The horsemen surrender one “Monmouth-at-Meadowlands” fall meet date each year to the steeplechase event, and Drazin said he expects that to continue.
The event, which offered purses totaling $625,000 for seven races, was featured for the second straight year on FOX Sports 2’s America’s Day at the Races program. Horse racing players from a variety of states, including New York, had an opportunity to place bets.

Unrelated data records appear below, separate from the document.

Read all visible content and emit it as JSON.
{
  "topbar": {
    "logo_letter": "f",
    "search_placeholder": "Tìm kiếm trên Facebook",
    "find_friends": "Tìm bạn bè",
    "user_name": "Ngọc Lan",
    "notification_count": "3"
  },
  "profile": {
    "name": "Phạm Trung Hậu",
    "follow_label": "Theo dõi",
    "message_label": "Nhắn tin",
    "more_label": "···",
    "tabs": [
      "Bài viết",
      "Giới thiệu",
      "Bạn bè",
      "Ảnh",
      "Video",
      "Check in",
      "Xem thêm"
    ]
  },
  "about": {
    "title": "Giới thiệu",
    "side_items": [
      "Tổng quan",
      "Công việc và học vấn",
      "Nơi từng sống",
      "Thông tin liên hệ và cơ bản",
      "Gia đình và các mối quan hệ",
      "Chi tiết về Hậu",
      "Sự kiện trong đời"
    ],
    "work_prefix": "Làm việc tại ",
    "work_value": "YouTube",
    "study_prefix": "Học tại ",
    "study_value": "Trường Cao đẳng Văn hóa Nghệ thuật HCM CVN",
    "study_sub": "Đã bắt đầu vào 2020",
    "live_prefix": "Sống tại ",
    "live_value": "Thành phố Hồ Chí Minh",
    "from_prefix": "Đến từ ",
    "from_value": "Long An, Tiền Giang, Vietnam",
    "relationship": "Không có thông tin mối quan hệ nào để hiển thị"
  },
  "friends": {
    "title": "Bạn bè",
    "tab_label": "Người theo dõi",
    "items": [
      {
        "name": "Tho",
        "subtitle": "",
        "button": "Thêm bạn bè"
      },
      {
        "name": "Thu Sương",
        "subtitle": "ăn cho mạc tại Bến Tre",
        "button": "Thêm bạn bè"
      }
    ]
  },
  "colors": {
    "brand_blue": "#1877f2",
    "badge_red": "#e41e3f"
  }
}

New this year was the $100,000 John Forbes Memorial Race, honoring the legendary horseman who died in January 2021.
“John Forbes was synonymous with Monmouth Park for 40 years in a variety of roles,” Drazin said. “He was a tireless advocate for racing, for the industry and for Monmouth Park, and it’s only fitting that he has a race named in his honor.”
Forbes won 2,174 races over a 40-year training career that started in 1972. He finished as Monmouth Park’s leading trainer five times and eventually became NJTHA president.
Drazin said the largest handle of the day was for the Forbes race, as many handicappers focused specifically on that two-mile competition with a field of 18.
Five-year-old Agitare, who was making his United States debut, won the race as a 19/1 shot for trainer Keri Brion.
“I got him two months ago from [trainer] Jim Bolger, and they thought very highly of him,” Brion, whose horse won by 4 ¾ lengths in a time of 3:36, told AmericasBestRacing.net. “I knew he would love the track. We go slower here and an Irish horse is used to these conditions.”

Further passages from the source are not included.